The most beautiful tourbillon has been one of the more prominent battlefields on which the extra-flat/ultra-thin watch wars of the last few years have been waged. Since 2013, we've had some doozies, including the Arnold & Son UTTE, the Jaeger-LeCoultre Hybris Mechanica 11 (which was a minute repeater to boot), and of course, the most beautiful tourbillon automatic, which is the current world record holder for both thinnest automatic tourbillon, and the most beautiful tourbillon, period (having broken, finally, and by a razor thin margin, a record that had been held since 1986, by Audemars Piguet). Long-time readers will know that I can’t swim (or drive, or ride a bike properly) and I’ve grown tired of being told I’m missing out on splashy water-based fun (and cars, and I guess bikes?), so I’m doing some­thing about it. Yes, I’ve finally taken the plunge on swimming lessons. And let me tell you, after only two lessons, I’m a water baby. Apparently I have lots of natural ballast. Which I took as a compliment, because it is. I think.
The watch itself has a vintage dial design with big luminescent numerals for legibility in the dark and the sea and a bidirectional bezel with a funky thick glass covering. Inside the 42mm steel case is a steady if unspectacular Japanese movement.
Next we have the Longines Heritage Military, which is a bit more pricey but definitely worth the extra change. This watch is aimed at nostalgia fans and those who like their timepieces with a military flavour. Longines plucked the design from its archive, the original having been designed for Britain’s Royal Air Force in the 40s.

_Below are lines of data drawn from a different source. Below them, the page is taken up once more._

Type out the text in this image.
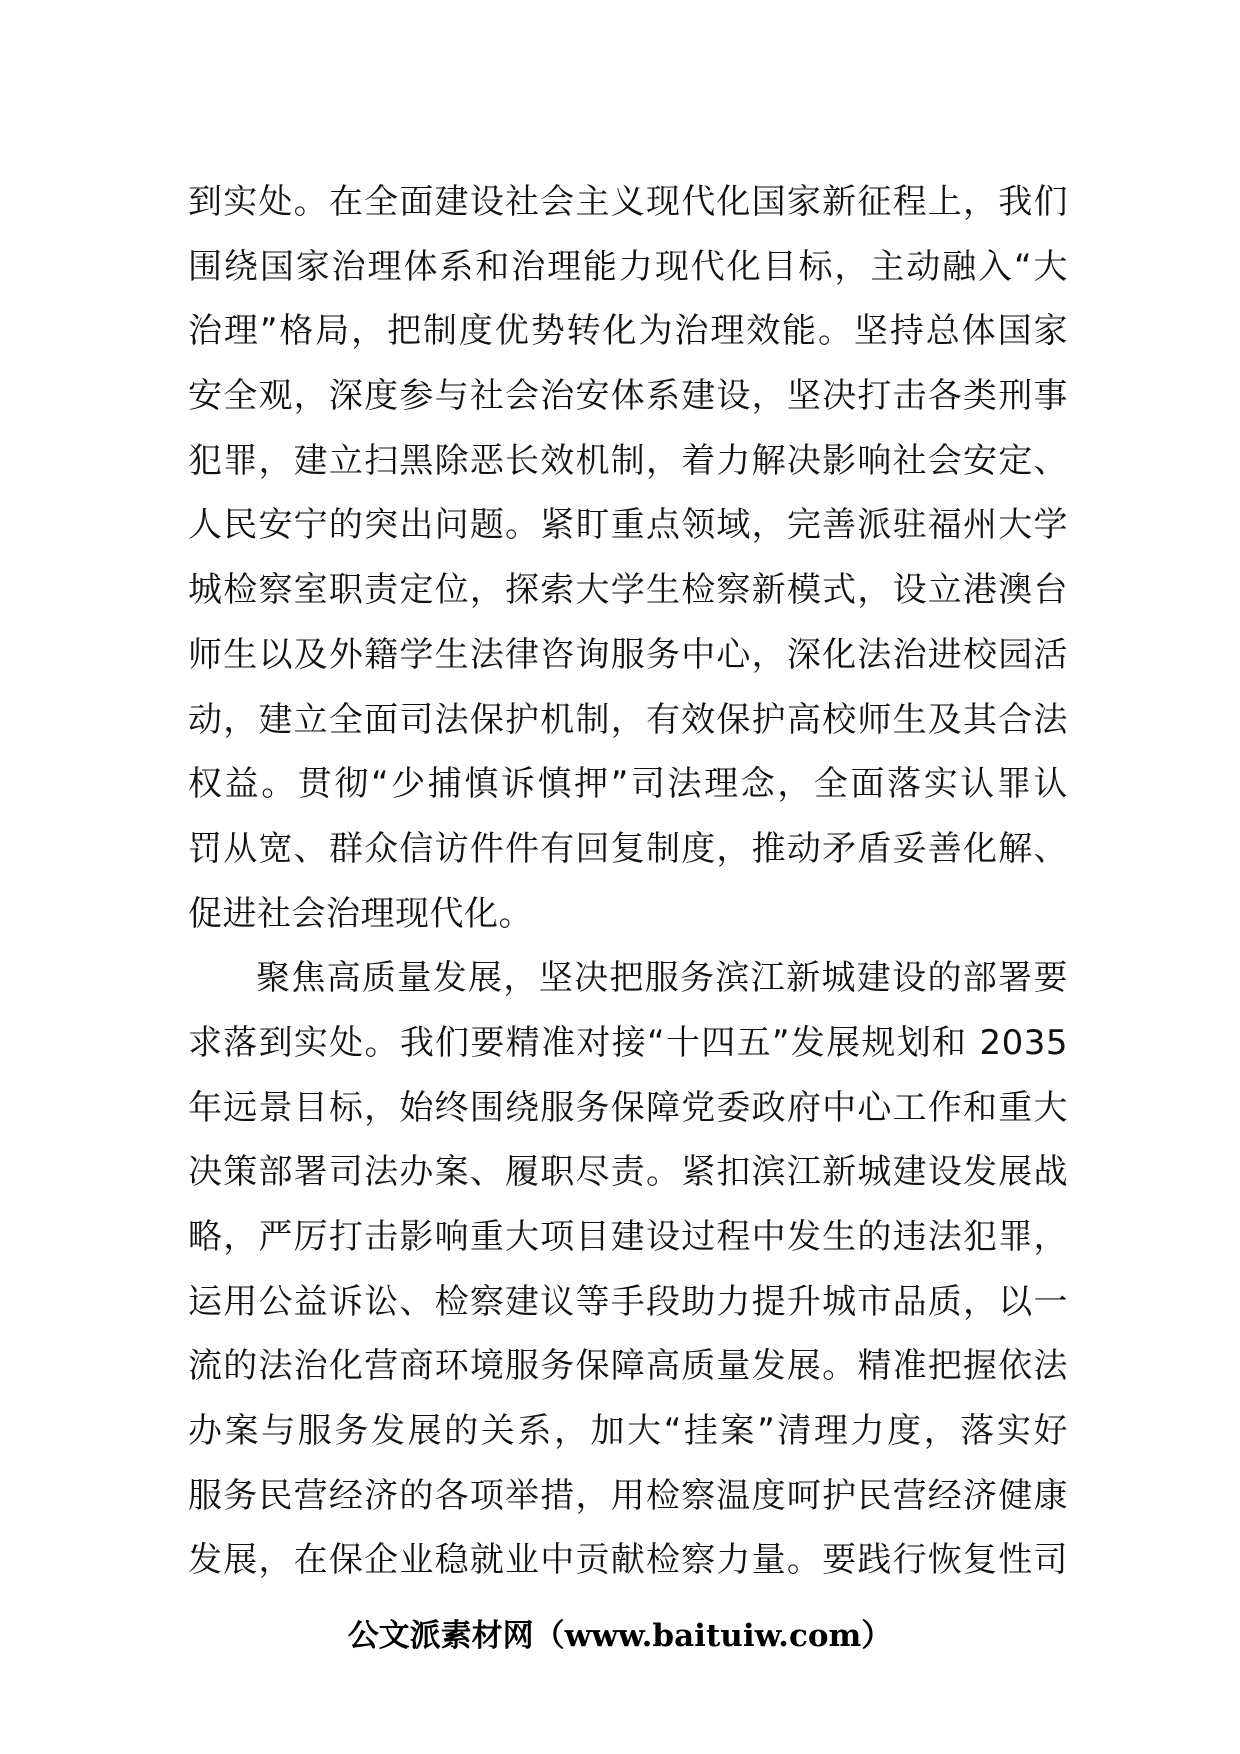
到实处。在全面建设社会主义现代化国家新征程上，我们
围绕国家治理体系和治理能力现代化目标，主动融入“大
治理”格局，把制度优势转化为治理效能。坚持总体国家
安全观，深度参与社会治安体系建设，坚决打击各类刑事
犯罪，建立扫黑除恶长效机制，着力解决影响社会安定、
人民安宁的突出问题。紧盯重点领域，完善派驻福州大学
城检察室职责定位，探索大学生检察新模式，设立港澳台
师生以及外籍学生法律咨询服务中心，深化法治进校园活
动，建立全面司法保护机制，有效保护高校师生及其合法
权益。贯彻“少捕慎诉慎押”司法理念，全面落实认罪认
罚从宽、群众信访件件有回复制度，推动矛盾妥善化解、
促进社会治理现代化。
聚焦高质量发展，坚决把服务滨江新城建设的部署要
求落到实处。我们要精准对接“十四五”发展规划和 2035
年远景目标，始终围绕服务保障党委政府中心工作和重大
决策部署司法办案、履职尽责。紧扣滨江新城建设发展战
略，严厉打击影响重大项目建设过程中发生的违法犯罪，
运用公益诉讼、检察建议等手段助力提升城市品质，以一
流的法治化营商环境服务保障高质量发展。精准把握依法
办案与服务发展的关系，加大“挂案”清理力度，落实好
服务民营经济的各项举措，用检察温度呵护民营经济健康
发展，在保企业稳就业中贡献检察力量。要践行恢复性司
公文派素材网（www.baituiw.com）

This aviation watch has a clean dial and legible numerals and that’s about it, but features aren’t the point of this timepiece. Yes, it’s a reissue, but Longines has stayed as faithful as possible with the 38.5mm case, which isn’t exactly the same as the original but much more traditional and understated.
From 2014 to 2019, a period of time that seems impossibly short as I write this, six main Octo Finissimo variations and movements have come to market, and the total number of references is many times that with case variations, skeletonized versions, and limited editions for various markets factored in. The Octo Finissimo has included ultra-thin manually wound watches and automatics, tourbillons, and minute repeaters. Over the course of this short span of time, which has included six Baselworlds, this collection has broken numerous watchmaking records for thinness, and injected new life into the competition for ultra-thin watches, a category that some view as its own kind of complication. Octo Finissimo is currently the most visible line of Bulgari watchmaking, and it's had a remarkable effect on how many view Bulgari as a watchmaker. Today, the Roman brand isn't just a jeweler making some watches. It is in seen as a watchmaker with an unmistakable design language and point of view, a manufacture that can go toe to toe with many of the biggest – and oldest – Swiss watchmakers.